How to retire a worker and retry its job?

We're noticing that every so often, a worker gets corrupted, and doesn't produce correct output. It's easy enough for us to detect it inside the handler when it happens. Is there a built-in way to tell runpod the job failed, the worker is bad, and it should be refreshed and requeued? Or should I do this manually with "refresh_worker" and use the API to requeue?
Solution:
Ohhh ashelyk is right u can just return a true to selectively do it.
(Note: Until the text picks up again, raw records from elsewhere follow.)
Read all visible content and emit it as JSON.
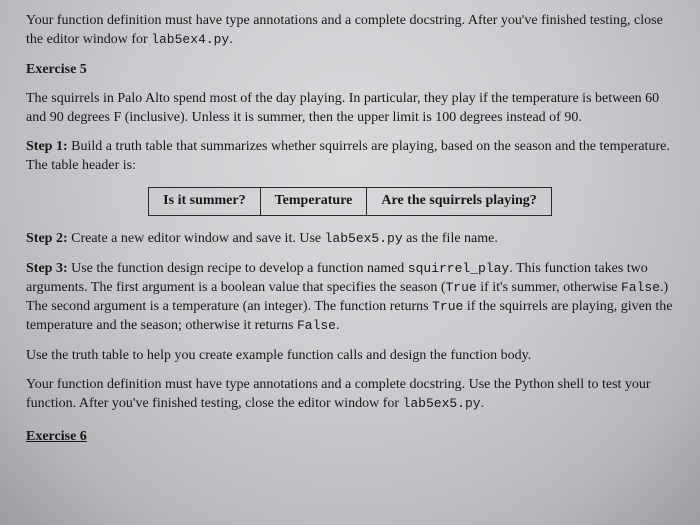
{
  "intro": {
    "line": "Your function definition must have type annotations and a complete docstring. After you've finished testing, close the editor window for ",
    "file": "lab5ex4.py",
    "tail": "."
  },
  "ex5_heading": "Exercise 5",
  "problem": {
    "p1": "The squirrels in Palo Alto spend most of the day playing. In particular, they play if the temperature is between 60 and 90 degrees F (inclusive). Unless it is summer, then the upper limit is 100 degrees instead of 90."
  },
  "step1": {
    "label": "Step 1:",
    "text": " Build a truth table that summarizes whether squirrels are playing, based on the season and the temperature. The table header is:"
  },
  "table": {
    "h1": "Is it summer?",
    "h2": "Temperature",
    "h3": "Are the squirrels playing?"
  },
  "step2": {
    "label": "Step 2:",
    "text_a": " Create a new editor window and save it. Use ",
    "file": "lab5ex5.py",
    "text_b": " as the file name."
  },
  "step3": {
    "label": "Step 3:",
    "text_a": " Use the function design recipe to develop a function named ",
    "fn": "squirrel_play",
    "text_b": ". This function takes two arguments. The first argument is a boolean value that specifies the season (",
    "true": "True",
    "text_c": " if it's summer, otherwise ",
    "false1": "False",
    "text_d": ".) The second argument is a temperature (an integer). The function returns ",
    "true2": "True",
    "text_e": " if the squirrels are playing, given the temperature and the season; otherwise it returns ",
    "false2": "False",
    "text_f": "."
  },
  "use_truth": "Use the truth table to help you create example function calls and design the function body.",
  "closing": {
    "a": "Your function definition must have type annotations and a complete docstring. Use the Python shell to test your function. After you've finished testing, close the editor window for ",
    "file": "lab5ex5.py",
    "b": "."
  },
  "ex6_heading": "Exercise 6"
}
I just read the how to do it on start but not the return: Return refresh_worker=True as a top-level dictionary key in the handler return. This can selectively be used to refresh the worker based on the job return. Example:...
Jump to solution
7 Replies
justin
justin12mo ago
I don't think this solves your issue, but I wonder if you add a worker_refresh flag, if it would help stop the corruption? Maybe you have multiple jobs coming in and the previous job causing an issue with future jobs? No clue. https://github.com/runpod/runpod-python/blob/5645bb1758c9725d7dd914f127df1047293b9d7c/docs/serverless/worker.md?plain=1#L29
GitHub
runpod-python/docs/serverless/worker.md at 5645bb1758c9725d7dd914f1...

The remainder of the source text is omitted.